Story by Zach Avery, News Editor
Photo courtesy pexels.com
On Friday, April 23, the University of Michigan announced that all students with plans to live on-campus for Fall 2021 will be required to provide proof of a completed COVID-19 vaccination by July 15 to be permitted to move into their assigned room. This new rule only applies to students eligible to live in one of the University of Michigan’s many residence halls, which already operate at a restricted capacity (and are expected to be at only 80% capacity this fall). Students participating in a different form of on-campus housing are not yet affected by this mandate.
The University of Michigan joins Oakland University as the second public university in the state to offer up a COVID-19 vaccination requirement to its students. The announcement can be found on the University of Michigan’s student affairs website where the vice president for student life at the University of Michigan, Martino Harmon, offered a quote on the importance of Michigan students getting vaccinated before the fall semester begins.
“We know that widespread vaccination will be the only way to facilitate a return to normal and robust campus life,” said Harmon. “This is not a mandate to be vaccinated, but rather a choice to live in communal living and therefore make the choice to get vaccinated.”
For the time being, the administration of Aquinas College will not be requiring proof of a COVID-19 vaccination from its students or employees.
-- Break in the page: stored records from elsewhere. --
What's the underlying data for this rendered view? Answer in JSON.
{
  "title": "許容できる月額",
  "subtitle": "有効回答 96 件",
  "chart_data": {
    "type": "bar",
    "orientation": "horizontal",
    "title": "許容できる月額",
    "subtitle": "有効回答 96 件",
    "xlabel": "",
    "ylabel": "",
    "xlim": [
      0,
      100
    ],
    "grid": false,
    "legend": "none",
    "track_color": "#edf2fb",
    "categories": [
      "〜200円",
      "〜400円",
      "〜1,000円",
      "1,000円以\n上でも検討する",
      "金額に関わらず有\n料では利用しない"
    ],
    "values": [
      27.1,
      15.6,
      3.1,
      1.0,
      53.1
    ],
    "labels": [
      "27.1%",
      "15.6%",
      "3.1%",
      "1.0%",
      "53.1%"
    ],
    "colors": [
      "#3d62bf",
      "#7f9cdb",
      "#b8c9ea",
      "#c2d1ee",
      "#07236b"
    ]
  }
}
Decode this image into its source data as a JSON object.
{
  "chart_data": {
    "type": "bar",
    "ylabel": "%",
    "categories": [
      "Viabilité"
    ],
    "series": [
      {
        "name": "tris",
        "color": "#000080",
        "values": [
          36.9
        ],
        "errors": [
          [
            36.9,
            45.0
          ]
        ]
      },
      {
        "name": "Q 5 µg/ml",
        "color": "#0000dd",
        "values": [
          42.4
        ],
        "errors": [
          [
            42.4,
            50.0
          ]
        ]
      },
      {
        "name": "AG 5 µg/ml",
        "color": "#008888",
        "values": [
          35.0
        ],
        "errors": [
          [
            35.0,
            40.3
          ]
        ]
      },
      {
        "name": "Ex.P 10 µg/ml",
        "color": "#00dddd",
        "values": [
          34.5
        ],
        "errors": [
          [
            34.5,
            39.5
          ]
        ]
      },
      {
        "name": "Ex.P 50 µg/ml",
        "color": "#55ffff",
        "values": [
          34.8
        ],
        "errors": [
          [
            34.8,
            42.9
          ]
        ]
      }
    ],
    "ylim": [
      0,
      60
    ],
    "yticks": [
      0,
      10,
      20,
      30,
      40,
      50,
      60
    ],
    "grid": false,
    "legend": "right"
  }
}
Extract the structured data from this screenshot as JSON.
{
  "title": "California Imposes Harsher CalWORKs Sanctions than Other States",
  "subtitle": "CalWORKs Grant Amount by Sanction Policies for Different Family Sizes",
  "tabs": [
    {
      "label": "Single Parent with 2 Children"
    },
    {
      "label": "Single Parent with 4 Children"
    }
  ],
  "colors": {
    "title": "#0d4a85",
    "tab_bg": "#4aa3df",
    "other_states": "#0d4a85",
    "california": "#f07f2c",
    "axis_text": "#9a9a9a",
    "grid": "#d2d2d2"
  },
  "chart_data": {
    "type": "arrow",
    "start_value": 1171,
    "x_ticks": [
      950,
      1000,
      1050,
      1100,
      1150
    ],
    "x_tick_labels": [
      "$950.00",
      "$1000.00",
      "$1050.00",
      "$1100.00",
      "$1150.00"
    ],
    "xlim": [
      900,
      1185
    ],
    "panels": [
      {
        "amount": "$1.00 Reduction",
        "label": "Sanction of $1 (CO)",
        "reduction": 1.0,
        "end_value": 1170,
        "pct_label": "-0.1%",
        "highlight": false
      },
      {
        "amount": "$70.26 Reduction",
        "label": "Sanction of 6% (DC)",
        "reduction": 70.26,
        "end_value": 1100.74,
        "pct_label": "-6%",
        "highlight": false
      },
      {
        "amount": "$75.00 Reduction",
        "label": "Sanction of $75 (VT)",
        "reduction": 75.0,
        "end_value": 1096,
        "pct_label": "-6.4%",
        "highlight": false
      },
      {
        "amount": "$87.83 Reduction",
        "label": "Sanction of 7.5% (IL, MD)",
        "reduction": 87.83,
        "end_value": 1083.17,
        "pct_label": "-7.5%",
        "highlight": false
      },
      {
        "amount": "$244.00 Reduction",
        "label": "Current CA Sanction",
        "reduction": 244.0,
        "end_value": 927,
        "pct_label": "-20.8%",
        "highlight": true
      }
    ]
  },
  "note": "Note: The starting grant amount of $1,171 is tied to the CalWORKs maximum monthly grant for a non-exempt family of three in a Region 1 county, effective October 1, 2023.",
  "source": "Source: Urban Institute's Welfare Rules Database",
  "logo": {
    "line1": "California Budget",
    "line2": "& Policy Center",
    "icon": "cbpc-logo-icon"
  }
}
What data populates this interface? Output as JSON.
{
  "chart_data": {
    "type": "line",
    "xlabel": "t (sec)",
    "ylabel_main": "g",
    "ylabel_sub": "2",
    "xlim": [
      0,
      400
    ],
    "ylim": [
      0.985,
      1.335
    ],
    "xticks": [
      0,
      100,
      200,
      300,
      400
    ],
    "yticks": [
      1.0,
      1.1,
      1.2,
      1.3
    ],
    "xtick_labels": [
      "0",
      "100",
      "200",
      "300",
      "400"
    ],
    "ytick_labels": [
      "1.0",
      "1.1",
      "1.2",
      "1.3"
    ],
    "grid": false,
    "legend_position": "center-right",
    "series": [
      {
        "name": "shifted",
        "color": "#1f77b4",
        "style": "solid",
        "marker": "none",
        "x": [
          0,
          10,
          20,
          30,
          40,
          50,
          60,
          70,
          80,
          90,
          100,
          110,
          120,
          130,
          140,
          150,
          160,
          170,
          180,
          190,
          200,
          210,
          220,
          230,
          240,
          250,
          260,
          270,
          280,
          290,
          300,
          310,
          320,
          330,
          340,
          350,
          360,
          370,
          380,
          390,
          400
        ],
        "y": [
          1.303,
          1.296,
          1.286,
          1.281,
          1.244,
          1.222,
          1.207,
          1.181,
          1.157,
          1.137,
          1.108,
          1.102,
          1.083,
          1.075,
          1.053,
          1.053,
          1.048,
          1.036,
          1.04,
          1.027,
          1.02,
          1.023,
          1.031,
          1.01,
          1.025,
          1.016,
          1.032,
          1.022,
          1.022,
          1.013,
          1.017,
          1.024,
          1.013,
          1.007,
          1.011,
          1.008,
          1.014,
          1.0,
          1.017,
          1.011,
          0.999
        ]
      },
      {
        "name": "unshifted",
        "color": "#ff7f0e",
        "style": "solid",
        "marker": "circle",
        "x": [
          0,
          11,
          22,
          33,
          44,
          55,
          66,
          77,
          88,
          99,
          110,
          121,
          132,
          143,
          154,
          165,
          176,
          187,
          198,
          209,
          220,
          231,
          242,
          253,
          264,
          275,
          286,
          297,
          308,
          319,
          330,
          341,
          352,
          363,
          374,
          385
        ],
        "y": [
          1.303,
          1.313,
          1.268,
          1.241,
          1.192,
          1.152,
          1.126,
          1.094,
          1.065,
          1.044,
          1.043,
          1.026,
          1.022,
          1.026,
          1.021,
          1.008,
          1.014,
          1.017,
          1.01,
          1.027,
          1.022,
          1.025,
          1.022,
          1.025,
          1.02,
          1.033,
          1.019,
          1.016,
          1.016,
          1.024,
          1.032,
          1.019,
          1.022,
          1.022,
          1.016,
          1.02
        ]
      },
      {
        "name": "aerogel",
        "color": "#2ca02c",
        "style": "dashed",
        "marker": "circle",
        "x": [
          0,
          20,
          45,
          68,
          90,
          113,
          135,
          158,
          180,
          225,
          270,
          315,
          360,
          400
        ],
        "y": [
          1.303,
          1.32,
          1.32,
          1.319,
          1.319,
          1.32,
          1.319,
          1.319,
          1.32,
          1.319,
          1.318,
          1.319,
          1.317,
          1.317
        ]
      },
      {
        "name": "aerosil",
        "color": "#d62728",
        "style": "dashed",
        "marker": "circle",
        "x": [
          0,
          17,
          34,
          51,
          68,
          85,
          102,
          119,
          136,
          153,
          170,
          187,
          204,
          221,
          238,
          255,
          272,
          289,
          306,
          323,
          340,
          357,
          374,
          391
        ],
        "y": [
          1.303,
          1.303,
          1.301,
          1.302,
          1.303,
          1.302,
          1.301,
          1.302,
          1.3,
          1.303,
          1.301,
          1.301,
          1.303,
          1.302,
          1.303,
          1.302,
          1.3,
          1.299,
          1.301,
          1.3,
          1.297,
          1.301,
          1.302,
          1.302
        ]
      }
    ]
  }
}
However, Aquinas continues to offer up a variety of resources on their website, including directions on vaccine registration, eligibility, and what to expect before, during, and after receiving a COVID-19 vaccine.
On March 30, Aquinas College began its efforts to encourage its students to get vaccinated at the readily available West Michigan Vaccine Clinic at DeVos Place, which is now taking walk-ins at certain times of day.
Prior to its vaccine requirement, the University of Michigan asked all Michigan students to voluntarily share their vaccination information with them by uploading an image of their COVID-19 vaccination card and privately sending it to the student affairs office. This access to vaccination information will be used by campus officials to make decisions in relation to student experiences in residence halls, as well as aid in granting exemptions from weekly testing and quarantines.
As of April 22, more than 2700 students at the University of Michigan have done so.
Aquinas College has offered no plan to its students on a possible vaccine requirement, voluntary sharing of vaccination information, or capacity restrictions on campus residence halls.
In the past month, the number of active COVID-19 cases within the Aquinas student body has gone from six to as high as 27 active cases. There have been 63 total cases in this semester alone.